Sunday, September 18, 2005

EU powers start work on Iran nuclear resolution

Sue Pleming and Paul Taylor, Reuters:
The European Union's three main powers began drafting a resolution on Sunday urging the U.N. nuclear watchdog to report Iran to the Security Council but faced Russian opposition and widespread misgivings among developing countries.

Iranian President Mahmoud Ahmadinejad told the U.N. General Assembly on Saturday that Tehran was determined to press ahead with making nuclear fuel and branded Western efforts to restrict his country's program "nuclear apartheid".

The West fears Iran is secretly working to develop nuclear weapons.

Disappointed at Ahmadinejad's hardline stance, French, British and German officials decided to ask the International Atomic Energy Agency to refer Tehran to the U.N. Security Council for possible sanctions, diplomats said.


"The drafting of a resolution sending Iran to the Security Council has begun," a diplomat from one of the three EU countries, known as the EU3, told Reuters.

The 35-member governing board of the IAEA begins a crucial week-long meeting on Monday.

Political directors of the EU3 and the United States met in New York to coordinate tactics amid intensive lobbying in the corridors of the United Nations. Western officials said they were in a dilemma over whether and when to press for a vote.

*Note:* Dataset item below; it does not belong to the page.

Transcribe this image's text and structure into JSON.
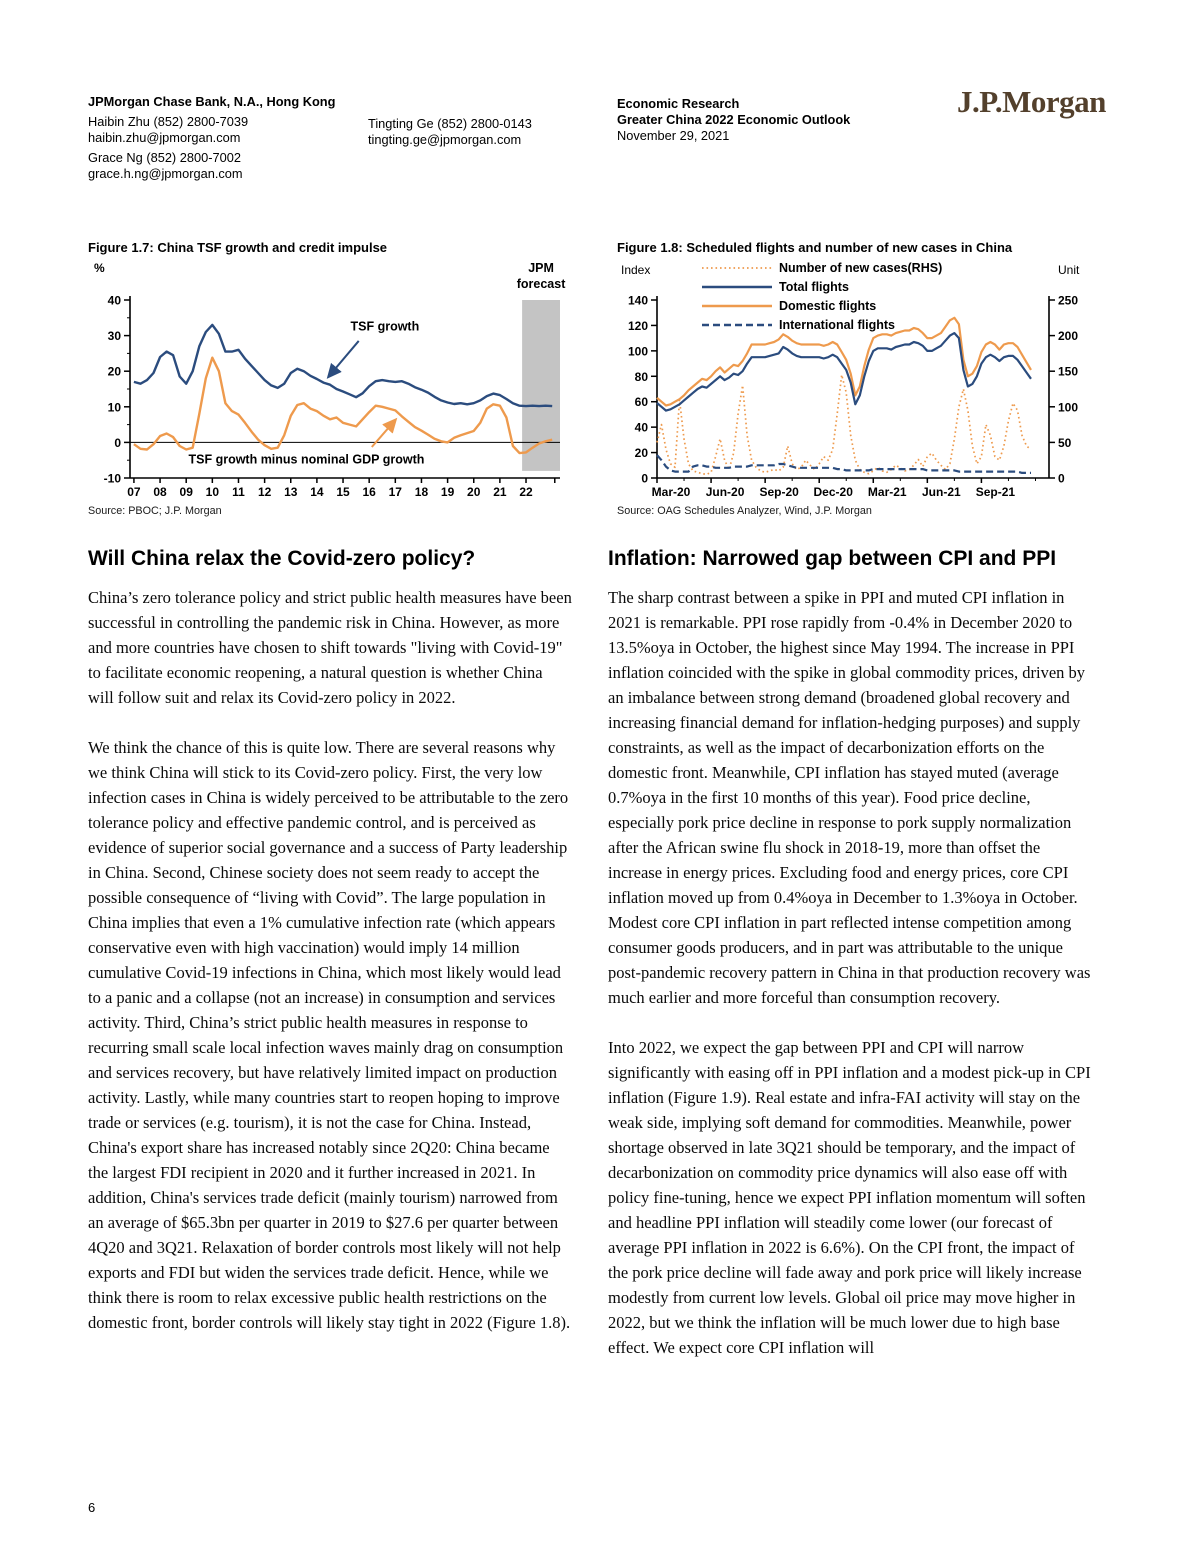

"We are holding intensive consultations with all board members so we can make a practical judgement of whether or not to go for a referral," one EU diplomat said.

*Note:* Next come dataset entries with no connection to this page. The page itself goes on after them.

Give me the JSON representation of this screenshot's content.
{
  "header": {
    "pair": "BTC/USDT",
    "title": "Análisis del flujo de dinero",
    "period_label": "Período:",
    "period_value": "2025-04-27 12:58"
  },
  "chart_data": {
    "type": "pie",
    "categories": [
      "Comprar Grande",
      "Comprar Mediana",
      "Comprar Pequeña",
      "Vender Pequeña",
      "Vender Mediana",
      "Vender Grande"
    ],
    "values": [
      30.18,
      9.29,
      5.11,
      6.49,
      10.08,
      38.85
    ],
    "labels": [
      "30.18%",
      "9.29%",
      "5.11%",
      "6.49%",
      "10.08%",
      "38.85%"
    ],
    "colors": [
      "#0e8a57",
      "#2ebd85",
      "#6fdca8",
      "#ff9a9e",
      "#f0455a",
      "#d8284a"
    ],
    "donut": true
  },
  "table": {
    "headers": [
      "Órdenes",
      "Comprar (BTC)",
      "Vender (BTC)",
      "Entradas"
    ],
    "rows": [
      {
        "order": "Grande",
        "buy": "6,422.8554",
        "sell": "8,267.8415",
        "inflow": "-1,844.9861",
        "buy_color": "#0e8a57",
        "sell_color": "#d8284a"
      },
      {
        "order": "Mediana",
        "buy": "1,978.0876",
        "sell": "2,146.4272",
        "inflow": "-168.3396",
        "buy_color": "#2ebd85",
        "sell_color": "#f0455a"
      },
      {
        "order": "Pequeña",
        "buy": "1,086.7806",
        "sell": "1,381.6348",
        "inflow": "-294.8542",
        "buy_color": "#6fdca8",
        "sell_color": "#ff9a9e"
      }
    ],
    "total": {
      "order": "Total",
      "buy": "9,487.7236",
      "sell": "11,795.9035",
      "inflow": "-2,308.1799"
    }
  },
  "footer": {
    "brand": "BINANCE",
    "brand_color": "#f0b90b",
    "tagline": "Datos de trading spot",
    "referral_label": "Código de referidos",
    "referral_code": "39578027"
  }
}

"Do we think we have a majority? Yes, we probably have. Do we think that a majority of, say, 20 out of 35 with some big countries voting against or abstaining would be enough to pressure Iran? That is the question," he said.

IAEA BOARD DIVIDED


A senior Bush administration official said that while Washington was working very hard to broaden the consensus for a referral, "We have been willing to consider a simple majority as opposed to a consensus." READ MORE

Diplomats said the Iran issue had divided the IAEA board roughly into two camps -- developed Western countries including the European Union, the United States, Japan and Australia versus politically powerful emerging-market states such as India, China, Brazil, South Africa and Russia.

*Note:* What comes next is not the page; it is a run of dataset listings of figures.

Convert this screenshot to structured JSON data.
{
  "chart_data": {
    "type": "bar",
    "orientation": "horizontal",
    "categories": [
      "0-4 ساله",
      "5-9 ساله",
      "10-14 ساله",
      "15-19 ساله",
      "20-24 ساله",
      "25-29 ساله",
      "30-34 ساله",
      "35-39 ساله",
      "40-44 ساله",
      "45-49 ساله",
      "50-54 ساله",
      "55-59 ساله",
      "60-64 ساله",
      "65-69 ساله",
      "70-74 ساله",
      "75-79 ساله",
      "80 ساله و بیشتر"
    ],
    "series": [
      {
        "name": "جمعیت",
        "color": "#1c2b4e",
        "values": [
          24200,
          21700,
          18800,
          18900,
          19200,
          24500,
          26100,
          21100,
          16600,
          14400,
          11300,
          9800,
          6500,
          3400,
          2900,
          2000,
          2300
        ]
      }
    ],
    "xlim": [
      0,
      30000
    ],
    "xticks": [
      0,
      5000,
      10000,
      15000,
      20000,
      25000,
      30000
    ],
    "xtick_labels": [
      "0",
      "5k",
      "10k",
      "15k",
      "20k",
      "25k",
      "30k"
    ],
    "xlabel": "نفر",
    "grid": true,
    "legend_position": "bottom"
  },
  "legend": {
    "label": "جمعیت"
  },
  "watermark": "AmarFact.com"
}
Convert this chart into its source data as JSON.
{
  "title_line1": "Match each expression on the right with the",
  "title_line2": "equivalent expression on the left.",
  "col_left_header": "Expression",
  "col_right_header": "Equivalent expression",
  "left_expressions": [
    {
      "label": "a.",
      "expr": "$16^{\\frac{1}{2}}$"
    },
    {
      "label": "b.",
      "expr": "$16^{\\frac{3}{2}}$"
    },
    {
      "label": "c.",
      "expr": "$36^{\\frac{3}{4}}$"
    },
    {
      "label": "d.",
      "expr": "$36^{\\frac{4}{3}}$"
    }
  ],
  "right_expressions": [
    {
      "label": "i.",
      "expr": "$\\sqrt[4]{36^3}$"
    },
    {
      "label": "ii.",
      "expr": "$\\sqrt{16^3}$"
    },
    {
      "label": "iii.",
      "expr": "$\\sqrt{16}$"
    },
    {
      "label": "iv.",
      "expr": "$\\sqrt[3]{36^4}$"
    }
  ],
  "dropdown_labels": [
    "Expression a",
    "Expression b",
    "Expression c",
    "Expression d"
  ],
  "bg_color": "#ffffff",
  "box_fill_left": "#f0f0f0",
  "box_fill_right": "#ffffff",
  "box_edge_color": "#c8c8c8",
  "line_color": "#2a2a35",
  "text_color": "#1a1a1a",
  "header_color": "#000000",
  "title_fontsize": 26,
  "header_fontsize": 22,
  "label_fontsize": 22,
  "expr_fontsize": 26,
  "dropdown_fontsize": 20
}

International pressure on Iran has increased since it broke U.N. seals and resumed work at a uranium conversion plant at Isfahan last month. Work there had been suspended under a November deal with the three EU countries.

The West says Iran forfeited the right to fuel cycle technology that can be used for bombs by concealing its uranium enrichment program from the IAEA for 18 years.

But many developing states share Iran's belief that the West wants to prevent poor nations from having independent atomic programs.

Joseph Cirincione, a nuclear expert at the Carnegie Endowment for International Peace, said Ahmadinejad had played effectively to that audience with his U.N. speech.

"It has levelled the playing field. There is not a clear right side in this crisis for many nations, and that's why we see so many people hesitating before referring Iran to the Security Council," he told Reuters.

Iran, which has yet to resume enrichment work at its mothballed underground plant at Natanz, hinted that it might do so soon if the IAEA board reported it to the Security Council.

"We haven't started enrichment yet but everything depends on the result of tomorrow's meeting," Iranian Foreign Ministry spokesman Hamid Reza Asefi told a weekly news conference.

IRAN SEEKING ENRICHMENT PARTNERS

Ahmadinejad not only rejected Western calls to suspend all sensitive nuclear work but invited other countries and firms to be joint-venture partners in its uranium enrichment program.

"This was a disappointing and unhelpful speech by President Ahmadinejad," British Foreign Secretary Jack Straw told BBC television.

French Defence Minister Michele Alliot-Marie told Europe 1 radio: "What is happening in Iran is extremely worrying. Not that we need to deny Iran the right to have nuclear means for civil applications ... but from there to say that a new country can have nuclear weapons is something very worrying."

But on arrival back at Tehran airport, Ahmadinejad said his New York trip had been a success.

"We think we have opened the way for a good outcome with the IAEA, so now anyone who wants to make trouble will just be using excuses as a pretext for doing so," he told reporters.

Chief nuclear negotiator Ali Larijani said the threat of Security Council referral would only worsen the situation.

"We think that negotiations do not mean anything if they are conducted under pressure," he said. "We cannot negotiate and be threatened at the same time."

IAEA chief Mohamed ElBaradei, fearing a permanent split of his agency's board, has urged the EU3 and the United States to give Iran another chance to comply with demands that it refrain from all sensitive nuclear activities.

Of the 14 IAEA board members belonging to the Non-Aligned Movement (NAM), only two -- Singapore and Peru -- have said they would back a U.N. referral.

EU diplomats said NAM countries were considering the option of abstaining as a bloc. This would enable countries like India, Pakistan and South Africa to avoid angering Washington and the EU by voting against them.

"The only die-hard pro-Iranian countries at this point are Russia and Venezuela," an EU diplomat said.